ある宇和島市議会議員のトレーニング

阪神大震災支援で動きの悪い体に気づいてトレーニングを始め、いつのまにかトライアスリートになってしまった私。

【ヒトラー暗殺未遂事件】難波先生より

2013-03-15 12:23:18 | 難波紘二先生
【ヒトラー暗殺未遂事件】の関係者「エワルトハインリッヒ・フォン・クライスト」がミュンヘンの自宅で90歳で死亡したと、今朝の「中国」は「ベルリン共同」の記事を国際欄の訃報に載せている。「ヒトラー暗殺を計画した将校グループで最後の生存者」とある。ドイツ国防軍によるヒトラー暗殺計画は何度もあるが、最大のものは、1944年7月20日、東プロイセンにあった「総統大本営」での会議室に仕掛けられた時限爆弾の爆発である。


 この事件で逮捕され、死刑になったものはおよそ4000人に上る。国民の英雄であるロンメル元帥は、死刑にできないので、青酸カリで自殺させ「病死」と発表した。「エワルトハインリッヒ」という長いファーストネームを持つ人物は、事件の主な関係者リストには載っていない。
 フォン・クライスト将軍はドイツ機甲師団を指揮してロシアに侵攻し、その成功により1943年3月、元帥に昇格している。彼が生きているはずがない。


 W.L.シャイラー『第三帝国の興亡 5』(東京創元社)を読んで、やっと謎が解けた。元帥のファーストネームが「エワルト」で、その息子の「歩兵将校」が「ハインリッヒ」なのである。当初の計画では、「外套作戦」を実行する予定だった。ヒトラーが陸軍の新しい外套と背嚢を「試着したい」といいだしたので、その両ポケットに信管付きの爆弾2個を忍ばせておき、彼が試着している間に、ヒトラーに抱きついて信管をセットさせ、二人とも木っ端みじんに吹き飛ぶというものだ。
 ところが実行予定者のブッシェ大尉が前線で重傷を負い、代役として立てられたのが、ハインリッヒである。(階級は書いてない。)が、ヒトラーは2月11日の「試着予定日」に総統大本営に来なかったので、計画は流れた。
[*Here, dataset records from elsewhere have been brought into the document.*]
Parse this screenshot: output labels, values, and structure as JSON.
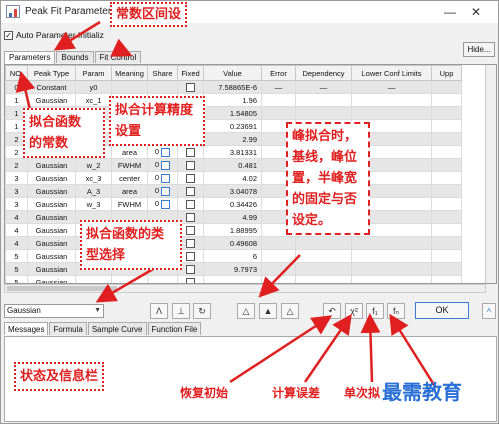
{
  "window": {
    "title": "Peak Fit Parameters"
  },
  "auto_param": {
    "label": "Auto Parameter Initializ"
  },
  "hide_button": "Hide...",
  "tabs": [
    {
      "label": "Parameters"
    },
    {
      "label": "Bounds"
    },
    {
      "label": "Fit Control"
    }
  ],
  "columns": [
    "NO.",
    "Peak Type",
    "Param",
    "Meaning",
    "Share",
    "Fixed",
    "Value",
    "Error",
    "Dependency",
    "Lower Conf Limits",
    "Upp"
  ],
  "rows": [
    {
      "no": "0",
      "type": "Constant",
      "param": "y0",
      "meaning": "",
      "share": "",
      "value": "7.58865E-6",
      "error": "—",
      "dep": "—",
      "lcl": "—"
    },
    {
      "no": "1",
      "type": "Gaussian",
      "param": "xc_1",
      "meaning": "",
      "share": "",
      "value": "1.96",
      "error": "",
      "dep": "",
      "lcl": ""
    },
    {
      "no": "1",
      "type": "Gaussian",
      "param": "A_1",
      "meaning": "",
      "share": "",
      "value": "1.54805",
      "error": "",
      "dep": "",
      "lcl": ""
    },
    {
      "no": "1",
      "type": "Gaussian",
      "param": "w_1",
      "meaning": "",
      "share": "",
      "value": "0.23691",
      "error": "",
      "dep": "",
      "lcl": ""
    },
    {
      "no": "2",
      "type": "Gaussian",
      "param": "xc_2",
      "meaning": "",
      "share": "",
      "value": "2.99",
      "error": "",
      "dep": "",
      "lcl": ""
    },
    {
      "no": "2",
      "type": "Gaussian",
      "param": "A_2",
      "meaning": "area",
      "share": "0",
      "value": "3.81331",
      "error": "",
      "dep": "",
      "lcl": ""
    },
    {
      "no": "2",
      "type": "Gaussian",
      "param": "w_2",
      "meaning": "FWHM",
      "share": "0",
      "value": "0.481",
      "error": "",
      "dep": "",
      "lcl": ""
    },
    {
      "no": "3",
      "type": "Gaussian",
      "param": "xc_3",
      "meaning": "center",
      "share": "0",
      "value": "4.02",
      "error": "",
      "dep": "",
      "lcl": ""
    },
    {
      "no": "3",
      "type": "Gaussian",
      "param": "A_3",
      "meaning": "area",
      "share": "0",
      "value": "3.04078",
      "error": "",
      "dep": "",
      "lcl": ""
    },
    {
      "no": "3",
      "type": "Gaussian",
      "param": "w_3",
      "meaning": "FWHM",
      "share": "0",
      "value": "0.34426",
      "error": "",
      "dep": "",
      "lcl": ""
    },
    {
      "no": "4",
      "type": "Gaussian",
      "param": "",
      "meaning": "",
      "share": "",
      "value": "4.99",
      "error": "",
      "dep": "",
      "lcl": ""
    },
    {
      "no": "4",
      "type": "Gaussian",
      "param": "",
      "meaning": "",
      "share": "",
      "value": "1.88995",
      "error": "",
      "dep": "",
      "lcl": ""
    },
    {
      "no": "4",
      "type": "Gaussian",
      "param": "",
      "meaning": "",
      "share": "",
      "value": "0.49608",
      "error": "",
      "dep": "",
      "lcl": ""
    },
    {
      "no": "5",
      "type": "Gaussian",
      "param": "",
      "meaning": "",
      "share": "",
      "value": "6",
      "error": "",
      "dep": "",
      "lcl": ""
    },
    {
      "no": "5",
      "type": "Gaussian",
      "param": "",
      "meaning": "",
      "share": "",
      "value": "9.7973",
      "error": "",
      "dep": "",
      "lcl": ""
    },
    {
      "no": "5",
      "type": "Gaussian",
      "param": "",
      "meaning": "",
      "share": "",
      "value": "",
      "error": "",
      "dep": "",
      "lcl": ""
    }
  ],
  "function_select": {
    "value": "Gaussian"
  },
  "ok_button": "OK",
  "bottom_tabs": [
    {
      "label": "Messages"
    },
    {
      "label": "Formula"
    },
    {
      "label": "Sample Curve"
    },
    {
      "label": "Function File"
    }
  ],
  "annotations": {
    "constant_interval": "常数区间设",
    "fit_constants": [
      "拟合函数",
      "的常数"
    ],
    "fit_precision": [
      "拟合计算精度",
      "设置"
    ],
    "peak_fix": [
      "峰拟合时，",
      "基线，峰位",
      "置，半峰宽",
      "的固定与否",
      "设定。"
    ],
    "function_type": [
      "拟合函数的类",
      "型选择"
    ],
    "status_bar": "状态及信息栏",
    "restore_init": "恢复初始",
    "calc_error": "计算误差",
    "single_iter": "单次拟",
    "watermark": "最需教育"
  },
  "icons": {
    "restore": "restore-init-icon",
    "chi_square": "chi-square-icon",
    "single_iteration": "single-iteration-icon",
    "multi_iteration": "multi-iteration-icon"
  },
  "colors": {
    "annotation": "#e02020",
    "watermark": "#2a6fd6",
    "accent": "#3a7bd5"
  }
}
 7月20日、総統大本営の会議室にシュタウフェンベルク大佐が書類カバンに入れて持ち込んだ爆弾は、総統から1.8メートルの距離に置かれ、予定時間にうまく爆発した。しかしヒトラーは軽傷負っただけで、会議室にいた他のものは死者4名、重傷者などが出たのに、うまく生き延びた。
 この後の、ゲシュタポによる捜査で7000人近くが逮捕され、約4000人が死刑になった。この時に過去の陰謀事件が明るみに出て、フォン・クライスト元帥親子も逮捕されている。死刑判決は即時執行されたが、親衛隊の長官ヒムラーは「連合国との交渉」に備えて人質として20名を生かしておいた。この20名は1945年4月、ソ連軍のベルリン攻撃の前に、全員銃殺されているから、フォン・クライスト元帥もこの中にいたかもしれない。(本には「息子は生き延びた」とあるものの、どこでどうやっては書いてない。)


 この本を書いたウィリアム L.シャラーは「シカゴ・トリビューン」の特派員として、ナチス台頭から第二次大戦の勃発と終了にいたる、ヨーロッパの数々の事件を取材し、膨大な資料を調査してこの本を書いた。初版は1959年である。(邦訳は井上勇訳が、1961年に創元社から出ているが、いまこれは絶版。松浦玲訳が2008年に「東京創元社」から出た。)


ドイツ語WIKIを見ると、息子のフォン・クライストの名前は「じゅげむじゅげむ」の様に長い。見出し語だけで「エワルト=ハインリッヒ・フォン・クライスト=シュメンチン」だ。
 http://de.wikipedia.org/wiki/Ewald-Heinrich_von_Kleist-Schmenzin
 要するに裁判で死刑にするには証拠不十分で、そのうち爆撃が激しくなって、裁判長が死んだり、証拠書類が焼けて、処刑されなかったようだ。逮捕されたときの階級は「中尉」とある。
英語版では、シュタウフェンベルク大佐とフォン・クライスト中尉が混同されているし、脱走してイタリアに行ったという話が書いてない。(どっちが本当かわからないが)。
 http://en.wikipedia.org/wiki/Ewald-Heinrich_von_Kleist-Schmenzin
 こんな人物の訃報を掲載すべきではないと思うが、載せるのなら父親と区別する内容にしてほしかった。フォン・クライスト将軍は有名である。